Self-host any Google Font in under 60 seconds. GDPR compliant, Core Web Vitals optimized.

Why Self-Host?

Why teams move fonts off the Google CDN

Loading fonts from Google's CDN sends the visitor's IP address to Google's servers. German courts have ruled that behavior a GDPR violation for EU-based sites, so self-hosting is the practical fix.

External font requests add a DNS lookup and connection setup cost that usually lands somewhere between 50 and 200 milliseconds on first load. Hosting the files yourself removes that round-trip and lets you add preload hints that directly improve LCP.

Self-hosted fonts also give you operational control. A third-party CDN outage or a quiet font revision cannot change your typography because you ship the exact files your site depends on.

Walkthrough

Step-by-step from search to ready-to-ship assets

  1. 1

    Search and select a font from the catalog

    Browse the catalog of 1,400+ families, then pick the one you want to self-host.

  2. 2

    Configure weights, subsets, and axis ranges

    Variable fonts expose axis ranges, while static families let you choose the exact weights and styles you need.

  3. 3

    Choose a font-display strategy

    Use swap by default unless you have a very specific rendering goal. It is the right choice for most production sites.

  4. 4

    Download the ZIP package

    The archive includes the WOFF2 file or files and a ready-to-paste fonts.css file that already contains the full @font-face block.

ZIP Contents

What ships in the download

The ZIP contains the binary WOFF2 font file or files, named with the family and weight so they are easy to identify during integration.

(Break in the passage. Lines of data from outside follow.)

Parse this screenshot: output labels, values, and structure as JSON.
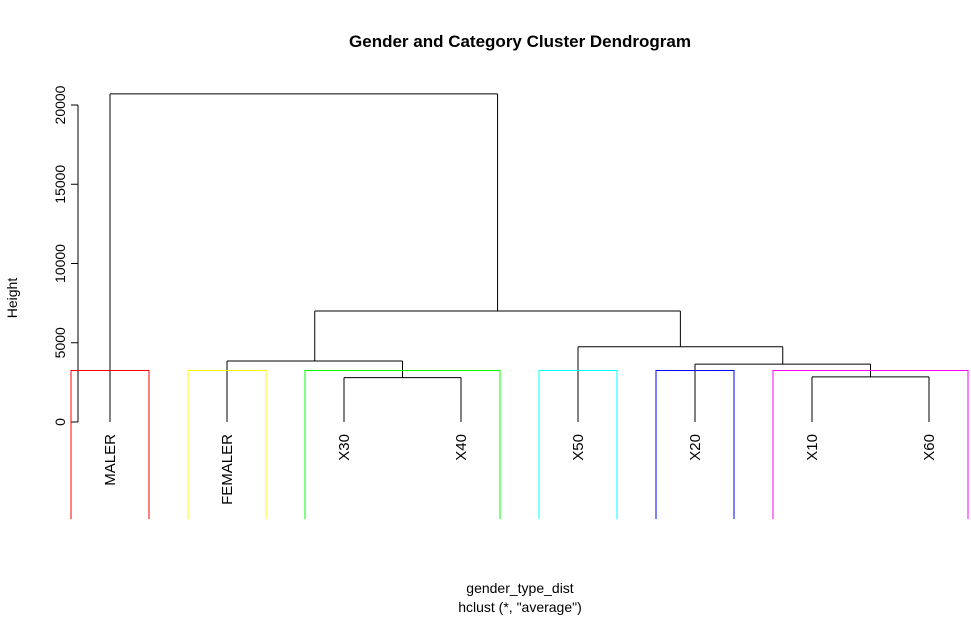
{
  "chart_data": {
    "type": "dendrogram",
    "title": "Gender and Category Cluster Dendrogram",
    "xlabel": "gender_type_dist",
    "sublabel": "hclust (*, \"average\")",
    "ylabel": "Height",
    "ylim": [
      0,
      21000
    ],
    "yticks": [
      0,
      5000,
      10000,
      15000,
      20000
    ],
    "leaves": [
      "MALER",
      "FEMALER",
      "X30",
      "X40",
      "X50",
      "X20",
      "X10",
      "X60"
    ],
    "merges": [
      {
        "left": "X30",
        "right": "X40",
        "height": 2800
      },
      {
        "left": "X10",
        "right": "X60",
        "height": 2850
      },
      {
        "left": "X20",
        "right": "X10+X60",
        "height": 3650
      },
      {
        "left": "FEMALER",
        "right": "X30+X40",
        "height": 3850
      },
      {
        "left": "X50",
        "right": "X20+X10+X60",
        "height": 4750
      },
      {
        "left": "FEMALER+X30+X40",
        "right": "X50+X20+X10+X60",
        "height": 7000
      },
      {
        "left": "MALER",
        "right": "all others",
        "height": 20700
      }
    ],
    "cut_height": 3250,
    "clusters": [
      {
        "color": "#ff0000",
        "from_leaf": 0,
        "to_leaf": 0
      },
      {
        "color": "#ffff00",
        "from_leaf": 1,
        "to_leaf": 1
      },
      {
        "color": "#00ff00",
        "from_leaf": 2,
        "to_leaf": 3
      },
      {
        "color": "#00ffff",
        "from_leaf": 4,
        "to_leaf": 4
      },
      {
        "color": "#0000ff",
        "from_leaf": 5,
        "to_leaf": 5
      },
      {
        "color": "#ff00ff",
        "from_leaf": 6,
        "to_leaf": 7
      }
    ],
    "line_color": "#000000"
  }
}
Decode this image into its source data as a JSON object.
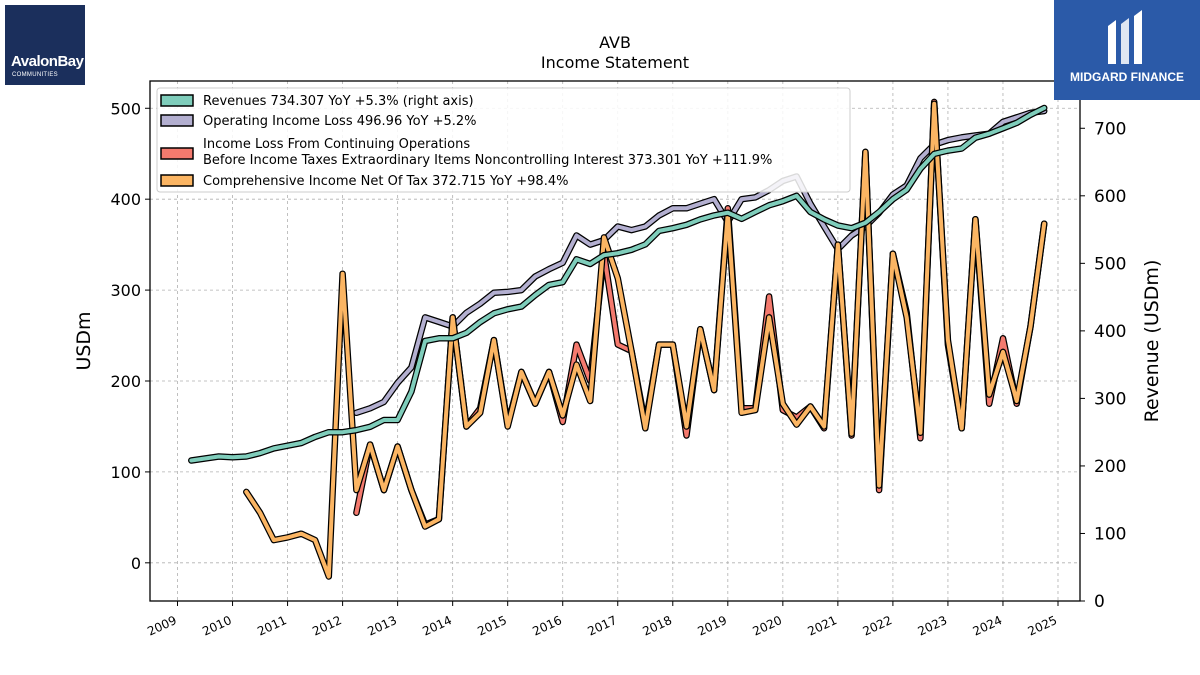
{
  "logos": {
    "left_text": "AvalonBay",
    "left_sub": "COMMUNITIES",
    "right_text": "MIDGARD FINANCE"
  },
  "chart_data": {
    "type": "line",
    "title": "AVB",
    "subtitle": "Income Statement",
    "ylabel": "USDm",
    "ylabel_right": "Revenue (USDm)",
    "ylim": [
      -42,
      530
    ],
    "ylim_right": [
      0,
      770
    ],
    "yticks": [
      0,
      100,
      200,
      300,
      400,
      500
    ],
    "yticks_right": [
      0,
      100,
      200,
      300,
      400,
      500,
      600,
      700
    ],
    "xlim": [
      2008.5,
      2025.4
    ],
    "xticks": [
      "2009",
      "2010",
      "2011",
      "2012",
      "2013",
      "2014",
      "2015",
      "2016",
      "2017",
      "2018",
      "2019",
      "2020",
      "2021",
      "2022",
      "2023",
      "2024",
      "2025"
    ],
    "grid": true,
    "legend_position": "top-left",
    "colors": {
      "revenues": "#7fcdbb",
      "operating": "#b3afd0",
      "pretax": "#f47a6e",
      "comprehensive": "#fbb563"
    },
    "legend": [
      {
        "key": "revenues",
        "text": "Revenues  734.307 YoY +5.3% (right axis)"
      },
      {
        "key": "operating",
        "text": "Operating Income Loss  496.96 YoY +5.2%"
      },
      {
        "key": "pretax",
        "text": "Income Loss From Continuing Operations",
        "text2": "Before Income Taxes Extraordinary Items Noncontrolling Interest  373.301 YoY +111.9%"
      },
      {
        "key": "comprehensive",
        "text": "Comprehensive Income Net Of Tax  372.715 YoY +98.4%"
      }
    ],
    "series": [
      {
        "key": "operating",
        "axis": "left",
        "x": [
          2012.25,
          2012.5,
          2012.75,
          2013.0,
          2013.25,
          2013.5,
          2013.75,
          2014.0,
          2014.25,
          2014.5,
          2014.75,
          2015.0,
          2015.25,
          2015.5,
          2015.75,
          2016.0,
          2016.25,
          2016.5,
          2016.75,
          2017.0,
          2017.25,
          2017.5,
          2017.75,
          2018.0,
          2018.25,
          2018.5,
          2018.75,
          2019.0,
          2019.25,
          2019.5,
          2019.75,
          2020.0,
          2020.25,
          2020.5,
          2020.75,
          2021.0,
          2021.25,
          2021.5,
          2021.75,
          2022.0,
          2022.25,
          2022.5,
          2022.75,
          2023.0,
          2023.25,
          2023.5,
          2023.75,
          2024.0,
          2024.25,
          2024.5,
          2024.75
        ],
        "y": [
          165,
          170,
          177,
          198,
          215,
          270,
          265,
          260,
          275,
          285,
          297,
          298,
          300,
          315,
          323,
          330,
          360,
          350,
          355,
          370,
          366,
          370,
          382,
          390,
          390,
          395,
          400,
          375,
          400,
          402,
          410,
          420,
          425,
          395,
          370,
          345,
          360,
          370,
          385,
          405,
          415,
          445,
          460,
          465,
          468,
          470,
          472,
          485,
          490,
          495,
          497
        ]
      },
      {
        "key": "pretax",
        "axis": "left",
        "x": [
          2012.25,
          2012.5,
          2012.75,
          2013.0,
          2013.25,
          2013.5,
          2013.75,
          2014.0,
          2014.25,
          2014.5,
          2014.75,
          2015.0,
          2015.25,
          2015.5,
          2015.75,
          2016.0,
          2016.25,
          2016.5,
          2016.75,
          2017.0,
          2017.25,
          2017.5,
          2017.75,
          2018.0,
          2018.25,
          2018.5,
          2018.75,
          2019.0,
          2019.25,
          2019.5,
          2019.75,
          2020.0,
          2020.25,
          2020.5,
          2020.75,
          2021.0,
          2021.25,
          2021.5,
          2021.75,
          2022.0,
          2022.25,
          2022.5,
          2022.75,
          2023.0,
          2023.25,
          2023.5,
          2023.75,
          2024.0,
          2024.25,
          2024.5,
          2024.75
        ],
        "y": [
          55,
          130,
          80,
          128,
          80,
          42,
          48,
          270,
          150,
          170,
          245,
          152,
          210,
          175,
          210,
          155,
          240,
          200,
          340,
          240,
          233,
          152,
          240,
          240,
          140,
          257,
          190,
          390,
          170,
          170,
          293,
          168,
          160,
          172,
          148,
          350,
          140,
          452,
          80,
          340,
          275,
          137,
          507,
          240,
          148,
          378,
          175,
          247,
          175,
          260,
          373
        ]
      },
      {
        "key": "comprehensive",
        "axis": "left",
        "x": [
          2010.25,
          2010.5,
          2010.75,
          2011.0,
          2011.25,
          2011.5,
          2011.75,
          2012.0,
          2012.25,
          2012.5,
          2012.75,
          2013.0,
          2013.25,
          2013.5,
          2013.75,
          2014.0,
          2014.25,
          2014.5,
          2014.75,
          2015.0,
          2015.25,
          2015.5,
          2015.75,
          2016.0,
          2016.25,
          2016.5,
          2016.75,
          2017.0,
          2017.25,
          2017.5,
          2017.75,
          2018.0,
          2018.25,
          2018.5,
          2018.75,
          2019.0,
          2019.25,
          2019.5,
          2019.75,
          2020.0,
          2020.25,
          2020.5,
          2020.75,
          2021.0,
          2021.25,
          2021.5,
          2021.75,
          2022.0,
          2022.25,
          2022.5,
          2022.75,
          2023.0,
          2023.25,
          2023.5,
          2023.75,
          2024.0,
          2024.25,
          2024.5,
          2024.75
        ],
        "y": [
          78,
          55,
          25,
          28,
          32,
          25,
          -15,
          318,
          80,
          130,
          80,
          128,
          80,
          40,
          48,
          270,
          150,
          165,
          245,
          150,
          210,
          175,
          210,
          162,
          218,
          178,
          358,
          313,
          233,
          148,
          240,
          240,
          150,
          257,
          190,
          385,
          165,
          168,
          270,
          175,
          152,
          172,
          150,
          350,
          142,
          452,
          85,
          340,
          270,
          143,
          505,
          245,
          148,
          378,
          185,
          232,
          178,
          260,
          373
        ]
      },
      {
        "key": "revenues",
        "axis": "right",
        "x": [
          2009.25,
          2009.5,
          2009.75,
          2010.0,
          2010.25,
          2010.5,
          2010.75,
          2011.0,
          2011.25,
          2011.5,
          2011.75,
          2012.0,
          2012.25,
          2012.5,
          2012.75,
          2013.0,
          2013.25,
          2013.5,
          2013.75,
          2014.0,
          2014.25,
          2014.5,
          2014.75,
          2015.0,
          2015.25,
          2015.5,
          2015.75,
          2016.0,
          2016.25,
          2016.5,
          2016.75,
          2017.0,
          2017.25,
          2017.5,
          2017.75,
          2018.0,
          2018.25,
          2018.5,
          2018.75,
          2019.0,
          2019.25,
          2019.5,
          2019.75,
          2020.0,
          2020.25,
          2020.5,
          2020.75,
          2021.0,
          2021.25,
          2021.5,
          2021.75,
          2022.0,
          2022.25,
          2022.5,
          2022.75,
          2023.0,
          2023.25,
          2023.5,
          2023.75,
          2024.0,
          2024.25,
          2024.5,
          2024.75
        ],
        "y": [
          208,
          211,
          214,
          213,
          214,
          219,
          226,
          230,
          234,
          243,
          250,
          250,
          253,
          258,
          268,
          268,
          310,
          385,
          389,
          389,
          397,
          413,
          426,
          432,
          436,
          453,
          468,
          472,
          506,
          499,
          512,
          515,
          520,
          528,
          548,
          552,
          557,
          565,
          571,
          575,
          566,
          576,
          586,
          592,
          600,
          576,
          565,
          556,
          552,
          560,
          576,
          595,
          609,
          640,
          662,
          667,
          670,
          686,
          692,
          700,
          708,
          720,
          730
        ]
      }
    ]
  }
}
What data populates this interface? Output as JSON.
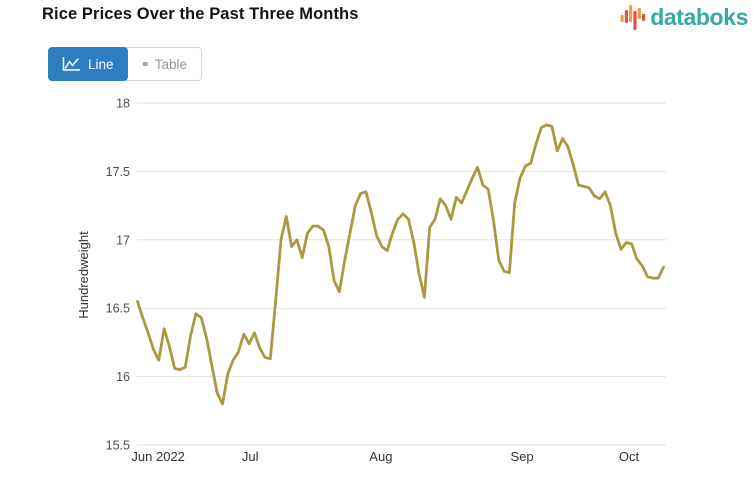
{
  "header": {
    "title": "Rice Prices Over the Past Three Months",
    "logo_text": "databoks"
  },
  "toolbar": {
    "line_label": "Line",
    "table_label": "Table"
  },
  "colors": {
    "accent_blue": "#2d7ec0",
    "logo_teal": "#36aca1",
    "logo_red": "#e05243",
    "logo_orange": "#f2964e",
    "grid": "#e3e3e3",
    "axis_text": "#4d4d4d",
    "line": "#a89a40"
  },
  "chart_data": {
    "type": "line",
    "title": "Rice Prices Over the Past Three Months",
    "xlabel": "",
    "ylabel": "Hundredweight",
    "ylim": [
      15.5,
      18
    ],
    "grid": true,
    "legend": false,
    "line_color": "#a89a40",
    "y_tick_labels": [
      "15.5",
      "16",
      "16.5",
      "17",
      "17.5",
      "18"
    ],
    "x_tick_labels": [
      {
        "label": "Jun 2022",
        "pos": 0.04
      },
      {
        "label": "Jul",
        "pos": 0.214
      },
      {
        "label": "Aug",
        "pos": 0.461
      },
      {
        "label": "Sep",
        "pos": 0.728
      },
      {
        "label": "Oct",
        "pos": 0.93
      }
    ],
    "values": [
      16.55,
      16.43,
      16.32,
      16.2,
      16.12,
      16.35,
      16.22,
      16.06,
      16.05,
      16.07,
      16.3,
      16.46,
      16.43,
      16.28,
      16.08,
      15.88,
      15.8,
      16.02,
      16.12,
      16.18,
      16.31,
      16.24,
      16.32,
      16.21,
      16.14,
      16.13,
      16.55,
      17.0,
      17.17,
      16.95,
      17.0,
      16.87,
      17.05,
      17.1,
      17.1,
      17.07,
      16.95,
      16.7,
      16.62,
      16.85,
      17.05,
      17.25,
      17.34,
      17.35,
      17.2,
      17.03,
      16.95,
      16.92,
      17.05,
      17.15,
      17.19,
      17.15,
      16.98,
      16.75,
      16.58,
      17.09,
      17.15,
      17.3,
      17.25,
      17.15,
      17.31,
      17.27,
      17.36,
      17.45,
      17.53,
      17.4,
      17.37,
      17.14,
      16.85,
      16.77,
      16.76,
      17.27,
      17.45,
      17.54,
      17.56,
      17.7,
      17.82,
      17.84,
      17.83,
      17.65,
      17.74,
      17.68,
      17.55,
      17.4,
      17.39,
      17.38,
      17.32,
      17.3,
      17.35,
      17.25,
      17.05,
      16.93,
      16.98,
      16.97,
      16.86,
      16.81,
      16.73,
      16.72,
      16.72,
      16.8
    ]
  }
}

It also includes a fonts.css file with the full @font-face block already written. The generated CSS uses relative paths, so it keeps working no matter where you place the files in your project.

Implementation

Implementation checklist

3

Implementation Guide

  1. 1

    Upload the font files to the /public/fonts directory

    Ensure the saved filenames match the paths referenced in your generated @font-face rules.

  2. 2

    Paste the generated CSS into your global stylesheet

    Add the snippet near the top of your main stylesheet so the font family is available application-wide.

  3. 3

    Add a preload link tag to the document <head>

    Preloading the critical WOFF2 file helps above-the-fold text render with the intended font sooner.

  4. 4

    Set long-term Cache-Control headers for .woff2 files

    Use immutable caching so repeat visits can serve the font from cache without another network transfer.

Variable Fonts

One file, many weights and styles

Variable fonts are single files that support a continuous range of weights and styles, exposed through axes like wght, ital, and opsz. One file can replace what would otherwise require six or more separate weight files. FontSelf detects variable fonts automatically and shows the available axis ranges instead of individual weight checkboxes.

font-display

Choose the loading behavior that matches your priorities

swap

Show fallback immediately, then swap when the font loads. Best for most sites.

optional

Use the font only if it is already cached. Best for squeezing Core Web Vitals scores.

block

Hide text briefly while the font loads. Avoid this unless the brand requirement is strict.

fallback

Allow a short block period, then show fallback text. This is the middle ground.

GDPR Note

The legal fix is the hosting change itself

After self-hosting, your site will no longer send visitor IP addresses to Google's servers. This is the fix for the GDPR violation identified in Munich Regional Court ruling Az. 3 O 17493/20. No additional legal changes are required — self-hosting is sufficient.